Adenosine deaminase deficiency: A review
2018-04-24Orphanet J Rare Dis. 2018 Apr 24;13(1):65. doi: 10.1186/s13023-018-0807-5.
PMID: 29690908
Aisling M Flinn, Andrew R Gennery
Highlights: This article reviews the biology, clinical presentation, diagnosis and treatment of adenosine deaminase (ADA) deficiency.
Abstract
Background: Adenosine deaminase (ADA) deficiency causes an accumulation of toxic purine breakdown by-products, which harm lymphocytes the most, resulting in adenosine deaminase-deficient severe combined immunodeficiency. Other signs include skeletal abnormalities, neurodevelopmental effects, and pulmonary manifestations related with pulmonary-alveolar proteinosis, while lymphocytes are the most affected. Affected children frequently show with persistent infection or pulmonary insufficiency in their early years of life.

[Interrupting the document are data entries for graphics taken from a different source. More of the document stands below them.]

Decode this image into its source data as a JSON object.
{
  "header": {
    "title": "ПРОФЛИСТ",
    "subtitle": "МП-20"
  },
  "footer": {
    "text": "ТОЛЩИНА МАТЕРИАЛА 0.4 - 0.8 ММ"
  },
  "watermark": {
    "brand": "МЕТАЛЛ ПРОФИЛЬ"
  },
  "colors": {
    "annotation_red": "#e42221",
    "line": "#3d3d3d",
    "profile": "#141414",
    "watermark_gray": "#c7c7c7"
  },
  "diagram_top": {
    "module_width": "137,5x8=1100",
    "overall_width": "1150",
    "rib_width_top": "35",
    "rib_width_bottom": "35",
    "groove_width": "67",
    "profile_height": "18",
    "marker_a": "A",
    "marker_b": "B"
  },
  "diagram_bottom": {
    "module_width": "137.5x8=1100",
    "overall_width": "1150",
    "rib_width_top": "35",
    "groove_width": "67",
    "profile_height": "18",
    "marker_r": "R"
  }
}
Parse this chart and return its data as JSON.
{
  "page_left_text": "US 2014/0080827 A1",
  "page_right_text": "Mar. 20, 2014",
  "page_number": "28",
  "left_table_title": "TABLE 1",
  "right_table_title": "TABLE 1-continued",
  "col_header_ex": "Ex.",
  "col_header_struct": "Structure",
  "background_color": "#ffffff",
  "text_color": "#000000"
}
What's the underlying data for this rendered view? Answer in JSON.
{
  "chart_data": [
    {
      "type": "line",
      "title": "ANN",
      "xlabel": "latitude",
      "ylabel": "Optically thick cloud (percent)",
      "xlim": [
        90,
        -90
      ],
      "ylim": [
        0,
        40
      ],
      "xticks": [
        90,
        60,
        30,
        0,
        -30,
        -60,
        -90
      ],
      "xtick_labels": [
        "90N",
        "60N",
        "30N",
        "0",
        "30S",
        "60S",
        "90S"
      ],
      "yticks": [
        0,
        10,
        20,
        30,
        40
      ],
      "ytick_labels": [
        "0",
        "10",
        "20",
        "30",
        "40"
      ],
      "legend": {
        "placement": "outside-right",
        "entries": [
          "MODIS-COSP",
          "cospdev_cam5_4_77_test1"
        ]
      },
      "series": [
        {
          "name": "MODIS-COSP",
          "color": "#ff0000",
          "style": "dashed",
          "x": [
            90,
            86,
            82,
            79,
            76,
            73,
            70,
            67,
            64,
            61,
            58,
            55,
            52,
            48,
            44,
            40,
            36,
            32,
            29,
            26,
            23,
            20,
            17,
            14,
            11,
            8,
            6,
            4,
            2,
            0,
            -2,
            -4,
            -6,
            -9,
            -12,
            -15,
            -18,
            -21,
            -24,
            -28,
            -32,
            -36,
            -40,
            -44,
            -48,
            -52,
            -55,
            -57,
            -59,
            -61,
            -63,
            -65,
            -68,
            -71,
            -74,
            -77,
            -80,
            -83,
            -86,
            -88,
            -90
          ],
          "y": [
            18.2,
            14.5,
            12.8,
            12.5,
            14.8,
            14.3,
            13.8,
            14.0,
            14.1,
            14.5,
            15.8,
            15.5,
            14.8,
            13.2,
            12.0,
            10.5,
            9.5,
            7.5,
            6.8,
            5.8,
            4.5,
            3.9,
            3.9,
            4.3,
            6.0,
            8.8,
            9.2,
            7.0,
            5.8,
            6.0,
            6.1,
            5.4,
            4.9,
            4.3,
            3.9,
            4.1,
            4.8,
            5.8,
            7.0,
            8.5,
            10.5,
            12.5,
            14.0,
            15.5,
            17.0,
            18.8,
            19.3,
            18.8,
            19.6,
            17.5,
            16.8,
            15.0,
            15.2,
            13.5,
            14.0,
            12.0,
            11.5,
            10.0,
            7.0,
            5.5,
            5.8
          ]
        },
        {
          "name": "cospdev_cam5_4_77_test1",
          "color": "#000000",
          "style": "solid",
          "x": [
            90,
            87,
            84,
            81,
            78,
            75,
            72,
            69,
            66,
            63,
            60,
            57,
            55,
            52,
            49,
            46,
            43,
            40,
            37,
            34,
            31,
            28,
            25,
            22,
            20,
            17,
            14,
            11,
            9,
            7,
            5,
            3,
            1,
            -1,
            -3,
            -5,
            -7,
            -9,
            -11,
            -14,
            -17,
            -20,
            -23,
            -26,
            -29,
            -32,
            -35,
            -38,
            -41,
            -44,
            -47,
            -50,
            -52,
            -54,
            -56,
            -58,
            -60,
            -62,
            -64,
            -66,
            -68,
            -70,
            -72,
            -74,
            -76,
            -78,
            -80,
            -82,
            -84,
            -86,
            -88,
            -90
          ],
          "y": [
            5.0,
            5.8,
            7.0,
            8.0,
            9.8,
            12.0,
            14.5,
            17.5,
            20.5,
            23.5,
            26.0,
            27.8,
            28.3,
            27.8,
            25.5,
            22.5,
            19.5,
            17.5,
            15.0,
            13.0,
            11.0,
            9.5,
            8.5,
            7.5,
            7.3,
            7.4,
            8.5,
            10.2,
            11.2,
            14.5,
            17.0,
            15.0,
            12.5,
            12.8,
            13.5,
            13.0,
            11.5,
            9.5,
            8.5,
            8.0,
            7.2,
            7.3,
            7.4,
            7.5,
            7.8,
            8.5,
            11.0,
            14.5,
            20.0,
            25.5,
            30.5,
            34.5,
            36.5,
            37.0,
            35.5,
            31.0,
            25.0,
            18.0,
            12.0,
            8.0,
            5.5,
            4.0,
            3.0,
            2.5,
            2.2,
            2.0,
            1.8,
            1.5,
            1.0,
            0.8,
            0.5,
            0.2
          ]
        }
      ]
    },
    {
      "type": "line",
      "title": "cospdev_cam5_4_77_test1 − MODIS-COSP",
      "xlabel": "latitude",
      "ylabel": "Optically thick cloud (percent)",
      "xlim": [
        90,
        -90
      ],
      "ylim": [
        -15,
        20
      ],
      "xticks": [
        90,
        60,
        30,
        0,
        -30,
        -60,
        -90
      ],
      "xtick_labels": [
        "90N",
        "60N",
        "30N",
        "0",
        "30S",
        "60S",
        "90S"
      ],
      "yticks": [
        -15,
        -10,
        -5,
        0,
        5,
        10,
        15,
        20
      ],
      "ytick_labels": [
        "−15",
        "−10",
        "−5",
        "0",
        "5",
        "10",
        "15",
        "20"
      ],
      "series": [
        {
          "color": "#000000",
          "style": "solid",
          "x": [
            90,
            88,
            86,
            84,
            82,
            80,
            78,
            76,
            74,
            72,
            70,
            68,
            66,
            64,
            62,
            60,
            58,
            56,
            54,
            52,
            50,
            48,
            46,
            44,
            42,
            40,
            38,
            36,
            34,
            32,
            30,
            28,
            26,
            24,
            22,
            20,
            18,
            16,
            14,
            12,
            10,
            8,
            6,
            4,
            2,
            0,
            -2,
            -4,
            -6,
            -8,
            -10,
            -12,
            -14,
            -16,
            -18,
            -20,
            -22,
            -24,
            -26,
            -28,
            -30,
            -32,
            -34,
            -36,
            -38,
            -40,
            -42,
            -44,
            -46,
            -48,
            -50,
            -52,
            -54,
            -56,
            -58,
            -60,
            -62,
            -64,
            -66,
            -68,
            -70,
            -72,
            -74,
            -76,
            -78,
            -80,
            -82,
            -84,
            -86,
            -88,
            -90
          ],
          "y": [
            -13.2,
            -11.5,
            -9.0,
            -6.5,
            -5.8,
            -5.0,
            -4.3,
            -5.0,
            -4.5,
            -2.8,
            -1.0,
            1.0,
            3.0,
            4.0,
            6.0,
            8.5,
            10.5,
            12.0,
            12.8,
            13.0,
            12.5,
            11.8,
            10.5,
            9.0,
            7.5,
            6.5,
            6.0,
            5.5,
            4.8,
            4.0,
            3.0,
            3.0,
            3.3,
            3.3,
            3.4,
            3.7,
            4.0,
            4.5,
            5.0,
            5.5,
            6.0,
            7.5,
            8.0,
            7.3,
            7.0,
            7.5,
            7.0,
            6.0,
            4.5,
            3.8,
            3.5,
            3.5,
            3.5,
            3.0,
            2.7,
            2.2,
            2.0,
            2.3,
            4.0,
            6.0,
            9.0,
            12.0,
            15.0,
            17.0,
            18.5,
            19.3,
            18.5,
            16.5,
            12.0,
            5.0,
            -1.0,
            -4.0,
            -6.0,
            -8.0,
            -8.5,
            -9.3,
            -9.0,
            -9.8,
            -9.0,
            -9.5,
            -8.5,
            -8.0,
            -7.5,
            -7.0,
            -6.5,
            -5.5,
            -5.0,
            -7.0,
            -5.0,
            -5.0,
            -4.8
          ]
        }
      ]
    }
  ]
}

Objective: Currently, there are three therapy choices for ADA deficiency. Initial treatment with enzyme replacement therapy may reduce acute symptoms and enable partial immunological reconstitution, but treatment is life-long, immune reconstitution is incomplete, and the reconstituted immune system may nullify the enzyme replacement's effects. Hematopoietic stem cell transplantation has long been the therapy of choice, especially in cases when a matched sibling or well-matched unrelated donor is available. The use of gene addition approaches to correct the genetic defect in autologous haematopoietic stem cell treatment has recently shown immunological and clinical success. The biology, clinical presentation, diagnosis, and treatment of ADA-deficiency are discussed in this article.
Keywords: Adenosine deaminase; Gene therapy; Haematopoietic stem cell transplantation; Neurodevelopment; Pulmonary alveolar proteinosisis; Severe combined immunodeficiency.